Shenzhen Special Zone Daily
- Native name: 深圳特区报
- Type: Daily newspaper; state media
- Owner: Shenzhen Press Group
- Publisher: Shenzhen Special Zone Daily Agency
- Founded: May 24, 1982
- Political alignment: Chinese Communist Party Socialism with Chinese characteristics
- Language: Chinese
- Headquarters: Shenzhen
- Website: sztqb.sznews.com

= Shenzhen Special Zone Daily =

Chinese Communist Party newspaper

Shenzhen Special Zone Daily (深圳特区报), also known as Shenzhen Tequ Bao or Shenzhen Special Zone Post or Shenzhen Special Economic Zone News or Shenzhen SEZ News, is a simplified Chinese newspaper published in the People's Republic of China.

The newspaper, launched on May 24, 1982, is the official organ of the Shenzhen Municipal Committee of the Chinese Communist Party.

==History==
Shenzhen Special Zone Daily was inaugurated on May 24, 1982, and it is the first special zone newspaper in China.
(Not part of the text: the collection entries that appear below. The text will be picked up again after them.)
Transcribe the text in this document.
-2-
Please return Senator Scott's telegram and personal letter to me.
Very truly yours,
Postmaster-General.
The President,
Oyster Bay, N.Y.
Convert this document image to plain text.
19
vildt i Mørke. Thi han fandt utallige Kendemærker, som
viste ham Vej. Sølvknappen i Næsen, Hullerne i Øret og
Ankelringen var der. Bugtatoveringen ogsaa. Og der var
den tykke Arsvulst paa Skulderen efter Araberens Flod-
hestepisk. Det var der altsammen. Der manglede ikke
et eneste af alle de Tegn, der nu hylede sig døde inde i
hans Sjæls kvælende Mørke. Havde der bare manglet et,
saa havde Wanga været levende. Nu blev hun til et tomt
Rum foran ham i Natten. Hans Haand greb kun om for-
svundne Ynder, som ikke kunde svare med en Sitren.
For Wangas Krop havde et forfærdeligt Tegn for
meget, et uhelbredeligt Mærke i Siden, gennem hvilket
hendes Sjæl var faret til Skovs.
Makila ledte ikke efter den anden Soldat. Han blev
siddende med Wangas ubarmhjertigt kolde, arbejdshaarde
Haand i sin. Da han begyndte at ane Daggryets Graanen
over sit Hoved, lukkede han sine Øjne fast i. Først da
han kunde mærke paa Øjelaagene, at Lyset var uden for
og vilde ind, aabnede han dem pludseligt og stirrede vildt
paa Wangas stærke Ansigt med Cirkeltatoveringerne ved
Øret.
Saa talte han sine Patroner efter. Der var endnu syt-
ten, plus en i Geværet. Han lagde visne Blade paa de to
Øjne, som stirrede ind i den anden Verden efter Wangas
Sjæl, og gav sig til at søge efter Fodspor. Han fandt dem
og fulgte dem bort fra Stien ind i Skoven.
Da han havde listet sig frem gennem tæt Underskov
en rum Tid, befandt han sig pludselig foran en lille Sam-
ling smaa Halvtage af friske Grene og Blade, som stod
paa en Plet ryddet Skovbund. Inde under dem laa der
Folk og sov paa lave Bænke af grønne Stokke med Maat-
On March 26, 1992, Shenzhen Special Zone Daily first published a long-form newsletter entitled "The East Wind Brings Spring all Around : An On-the-Spot Report on Comrade Deng Xiaoping in Shenzhen" (东方风来满眼春——邓小平同志在深圳纪实). This report had a tremendous impact on Chinese society as a whole, and is a landmark article in the history of the reform and opening up period.